The Fairness Question
Machine learning credit models introduce fairness concerns that regulators are actively addressing. The core issue is that models trained on historical data can perpetuate historical bias. If past lending decisions unfairly disadvantaged certain demographic groups, a model trained on that data may learn to replicate those patterns.
The Equal Credit Opportunity Act in the United States prohibits discrimination in lending based on race, colour, religion, national origin, sex, marital status, age, or receipt of public assistance. The challenge is that machine learning models can use proxy variables that correlate with protected characteristics without explicitly using those characteristics. A model that considers zip code as a variable is, in some cases, using a proxy for race because residential segregation means zip codes correlate with racial demographics.
Zest AI has built its business partly around addressing this challenge. The company’s platform includes tools that test credit models for disparate impact across protected classes and adjust them to reduce bias while maintaining predictive accuracy. The approach involves identifying which model features contribute most to disparate outcomes and either removing or constraining those features. The result is a model that is both more accurate than traditional scoring and less likely to produce discriminatory outcomes.
The Consumer Financial Protection Bureau requires lenders to provide adverse action notices explaining why a credit application was denied. This requirement creates a tension with complex machine learning models whose decisions are difficult to explain.
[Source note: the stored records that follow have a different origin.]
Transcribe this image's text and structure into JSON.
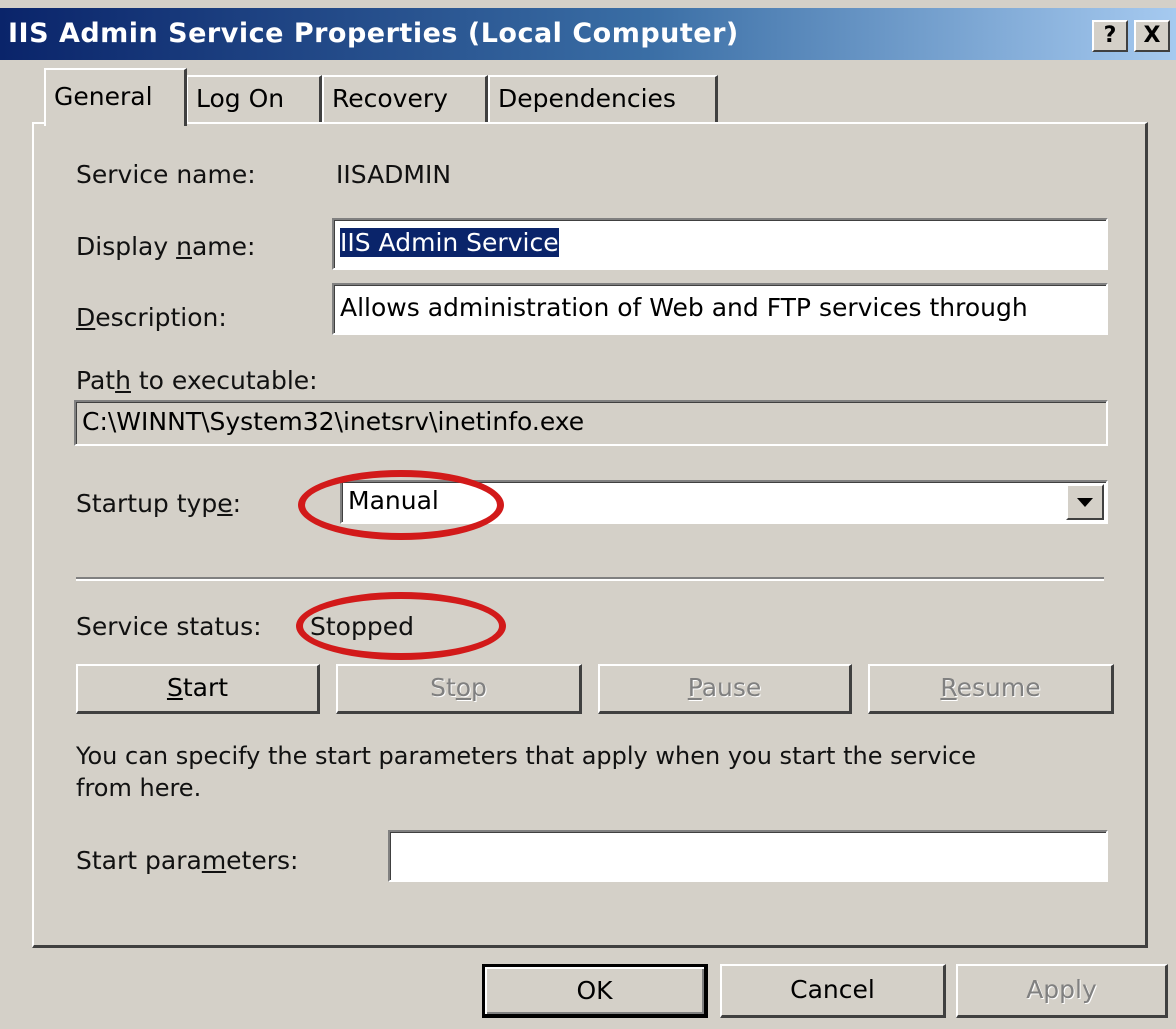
{
  "window": {
    "title": "IIS Admin Service Properties (Local Computer)",
    "help_label": "?",
    "close_label": "X"
  },
  "tabs": [
    "General",
    "Log On",
    "Recovery",
    "Dependencies"
  ],
  "general": {
    "service_name_label": "Service name:",
    "service_name_value": "IISADMIN",
    "display_name_label_pre": "Display ",
    "display_name_label_key": "n",
    "display_name_label_post": "ame:",
    "display_name_value": "IIS Admin Service",
    "description_label_key": "D",
    "description_label_post": "escription:",
    "description_value": "Allows administration of Web and FTP services through",
    "path_label_pre": "Pat",
    "path_label_key": "h",
    "path_label_post": " to executable:",
    "path_value": "C:\\WINNT\\System32\\inetsrv\\inetinfo.exe",
    "startup_label_pre": "Startup typ",
    "startup_label_key": "e",
    "startup_label_post": ":",
    "startup_value": "Manual",
    "status_label": "Service status:",
    "status_value": "Stopped",
    "buttons": {
      "start_key": "S",
      "start_rest": "tart",
      "stop_pre": "St",
      "stop_key": "o",
      "stop_rest": "p",
      "pause_key": "P",
      "pause_rest": "ause",
      "resume_key": "R",
      "resume_rest": "esume"
    },
    "help_text_line1": "You can specify the start parameters that apply when you start the service",
    "help_text_line2": "from here.",
    "params_label_pre": "Start para",
    "params_label_key": "m",
    "params_label_post": "eters:",
    "params_value": ""
  },
  "footer": {
    "ok_label": "OK",
    "cancel_label": "Cancel",
    "apply_label": "Apply"
  },
  "annotation_color": "#d21a1a"
}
A model that considers 1,500 variables and uses non-linear relationships between them cannot easily produce a simple explanation like “insufficient credit history.” Fintech companies are investing in explainability techniques (SHAP values, partial dependence plots, surrogate models) that translate complex model decisions into human-readable explanations that satisfy regulatory requirements.
The Road Ahead
Grand View Research estimates that generative AI in financial services will grow from $2.21 billion in 2024 to $25.71 billion by 2033. A significant portion of that growth will flow into credit risk applications as generative AI enables new capabilities: processing unstructured data like bank statement PDFs, generating explanations for credit decisions in natural language, and creating synthetic training data to address class imbalance problems in default prediction.
The most significant shift will be in emerging markets. Billions of people worldwide lack formal credit histories. Traditional credit scoring cannot serve them. Machine learning models that use alternative data, including mobile phone activity, utility payment records, social commerce transaction data, and digital wallet behaviour, are extending credit access to populations that traditional finance has never reached.
Tala has disbursed over $4 billion in loans across Africa, South Asia, and Latin America using mobile data-based credit scoring. M-Shwari, a mobile lending product in Kenya operated by Safaricom and NCBA Bank, uses M-Pesa transaction data to assess creditworthiness and has served over 30 million borrowers. These products exist only because machine learning can evaluate creditworthiness from data sources that traditional models were never designed to process.
Credit risk assessment is not moving toward machine learning. It has already moved. The remaining question is how quickly regulators, traditional lenders, and credit bureaus adapt their frameworks to accommodate models that are demonstrably more accurate, more inclusive, and more adaptive than the scoring systems they are replacing.